Una de las características más notorias del Padre Pío,
además de su vida de santidad y de los innumerables milagros que realizó aun
estando en vida, son sus llagas, las cuales fueron estudiadas en su tiempo por expertos
médicos –que declararon, obviamente, que la causa de las mismas excede la
capacidad de la ciencia médica de dar respuestas- y fueron y son sido también objeto de la devoción por parte de decenas de miles de fieles. Teniendo esto en
cuenta, el hecho de ser una gracia extraordinaria, que Dios concede libremente a quienes Él elige, nos preguntamos: ¿qué significan las llagas del Padre Pío?
La
respuesta es que no se trata de otra cosa más que de la participación, de modo
visible, sensible –cruento, podríamos decir- de la Pasión redentora de
Jesucristo, quien así continúa, en la historia y el tiempo humanos, su misterio
pascual de Muerte y Resurrección. En otras palabras, es Jesús quien, a través
del Padre Pío, continúa el misterio de la Redención, en el signo de los
tiempos. Contemplar las llagas del Padre Pío es por lo tanto equivalente a
contemplar las llagas de Jesús, porque son las llagas de Jesús propiamente las
que se manifiestan a través del cuerpo del Padre Pío. Contemplar sus llagas es
contemplar, por un lado, la magnitud sin medida -valga la expresión- del Amor
Misericordioso del Sagrado Corazón de Jesús, que dejó lacerar su Cuerpo
Sacratísimo, a fin de salvarnos; por otro lado, significa tomar conciencia del
triple peligro de muerte eterna del que Jesús nos ha salvado, porque con sus
Llagas nos libró del Demonio, el pecado y la muerte y es esto lo que significa “Redención”.
Así
comprendemos porqué las Llagas de Jesús –y las llagas del Padre Pío- no son ni
pueden ser objeto ni de curiosidad científica, ni tampoco de devoción que se
queda en la sola visión de las mismas: significa contemplar el misterio de la
Redención en su totalidad, y esto implica, desde el comienzo, saber qué es “Redención”.
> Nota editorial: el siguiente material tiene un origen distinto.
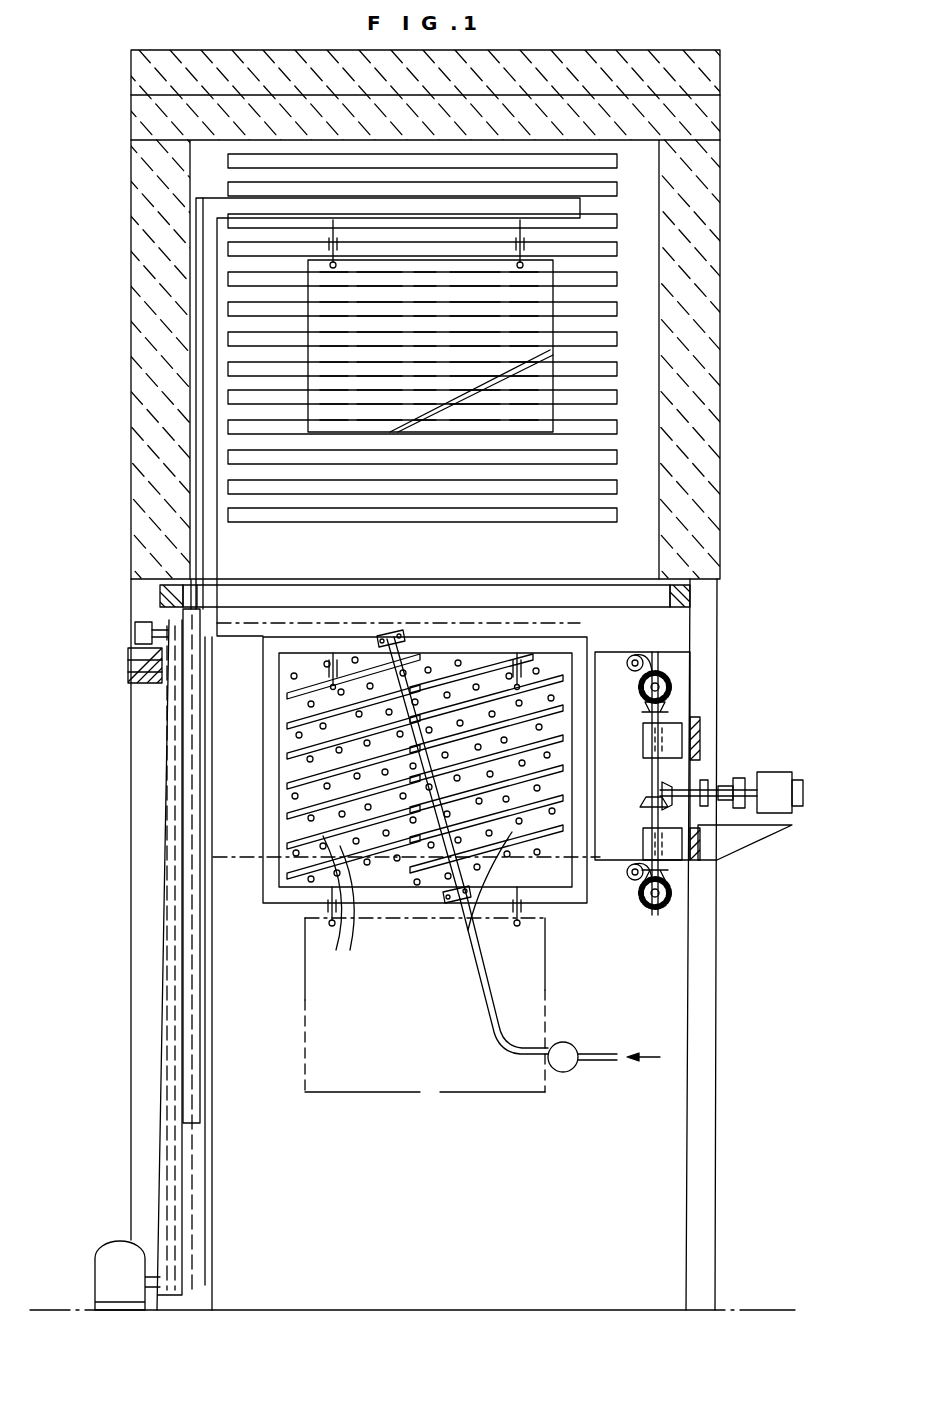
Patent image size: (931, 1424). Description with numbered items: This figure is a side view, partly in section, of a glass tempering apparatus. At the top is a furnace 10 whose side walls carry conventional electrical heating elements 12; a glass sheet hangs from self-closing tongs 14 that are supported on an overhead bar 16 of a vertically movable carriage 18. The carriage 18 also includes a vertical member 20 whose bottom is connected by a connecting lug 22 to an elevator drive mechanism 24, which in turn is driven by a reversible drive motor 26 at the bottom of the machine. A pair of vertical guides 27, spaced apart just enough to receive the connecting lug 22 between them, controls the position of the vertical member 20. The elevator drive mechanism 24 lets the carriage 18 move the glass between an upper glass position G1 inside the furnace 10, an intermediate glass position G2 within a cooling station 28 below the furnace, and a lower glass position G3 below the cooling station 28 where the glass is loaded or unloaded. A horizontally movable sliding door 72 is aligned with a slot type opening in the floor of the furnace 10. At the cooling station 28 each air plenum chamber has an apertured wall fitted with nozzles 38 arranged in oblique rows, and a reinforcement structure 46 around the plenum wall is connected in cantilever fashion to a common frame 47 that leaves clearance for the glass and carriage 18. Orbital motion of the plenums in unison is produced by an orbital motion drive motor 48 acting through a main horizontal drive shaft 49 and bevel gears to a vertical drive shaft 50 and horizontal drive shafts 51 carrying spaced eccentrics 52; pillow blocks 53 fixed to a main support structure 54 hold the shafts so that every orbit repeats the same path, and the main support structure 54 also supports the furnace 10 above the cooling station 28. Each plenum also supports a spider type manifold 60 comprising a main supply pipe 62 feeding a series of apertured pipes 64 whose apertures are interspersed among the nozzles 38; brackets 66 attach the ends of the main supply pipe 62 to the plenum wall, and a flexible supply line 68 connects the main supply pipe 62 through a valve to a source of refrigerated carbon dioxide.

The furnace 10 is at (732, 157).
The electrical heating elements 12 is at (600, 186).
The self-closing tongs 14 is at (380, 662).
The overhead bar 16 is at (582, 207).
The vertically movable carriage 18 is at (185, 247).
The vertical member 20 is at (203, 305).
The connecting lug 22 is at (182, 622).
The elevator drive mechanism 24 is at (165, 745).
The reversible drive motor 26 is at (108, 1250).
The vertical guides 27 is at (203, 1110).
The cooling station 28 is at (285, 931).
The nozzle 38 is at (467, 656).
The reinforcement structure 46 is at (268, 905).
The common frame 47 is at (595, 775).
The orbital motion drive motor 48 is at (790, 795).
The main horizontal drive shaft 49 is at (712, 782).
The vertical drive shaft 50 is at (648, 790).
The horizontal drive shafts 51 is at (650, 705).
The eccentrics 52 is at (636, 686).
The pillow blocks 53 is at (684, 738).
The main support structure 54 is at (716, 1150).
The spider type manifold 60 is at (445, 920).
The main supply pipe 62 is at (408, 917).
The apertured pipes 64 is at (360, 910).
The brackets 66 is at (488, 928).
The flexible supply line 68 is at (495, 1040).
The sliding door 72 is at (570, 598).
The upper glass position G1 is at (566, 353).
The intermediate glass position G2 is at (295, 738).
The lower glass position G3 is at (348, 1098).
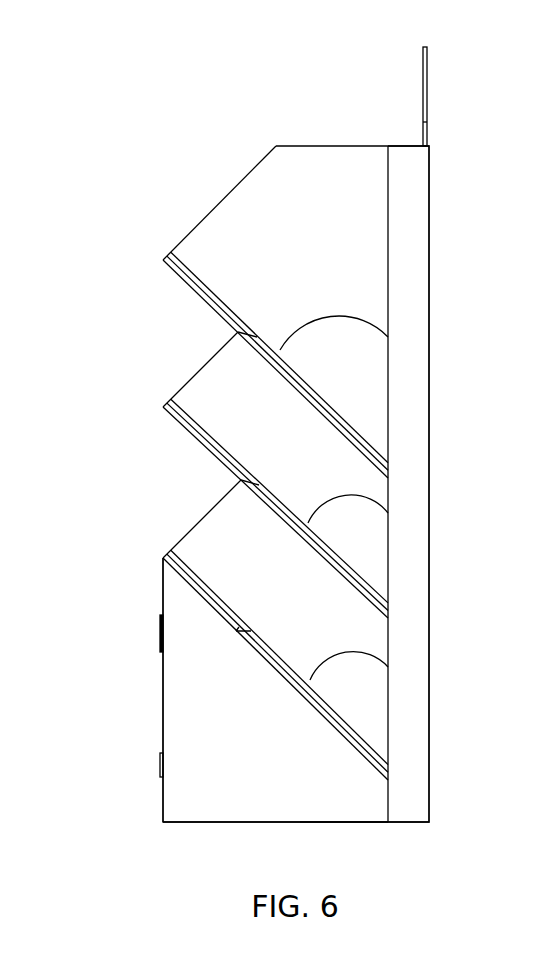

Y esto implica saber cuál es el precio altísimo que Jesús tuvo que pagar por
nuestras almas y cuerpos, no solo para liberarnos del Demonio, del pecado y de
la muerte, sino también para convertirnos en hijos adoptivos de Dios y para
abrirnos las Puertas del cielo, para que, al final de nuestras vidas, si somos
fieles a la gracia hasta el fin, seamos capaces de habitar en la Casa del Padre
por la eternidad, como hijos suyos muy amados.
Otra
consideración que debemos hacer es que, aunque nosotros no llevamos las llagas
del Padre Pío, sí estamos, como él, llamados a participar “en cuerpo y alma” de
la Pasión de Nuestro Señor Jesucristo –así lo pide la Iglesia para los fieles
en sus oraciones oficiales[1]-,
y para ello no tenemos necesidad de tener visiblemente las Llagas del Señor:
basta con ofrecer la cruz de cada día, grande o pequeña, pero ofrecerla con
paciencia, mansedumbre humildad y, sobre todo, con amor.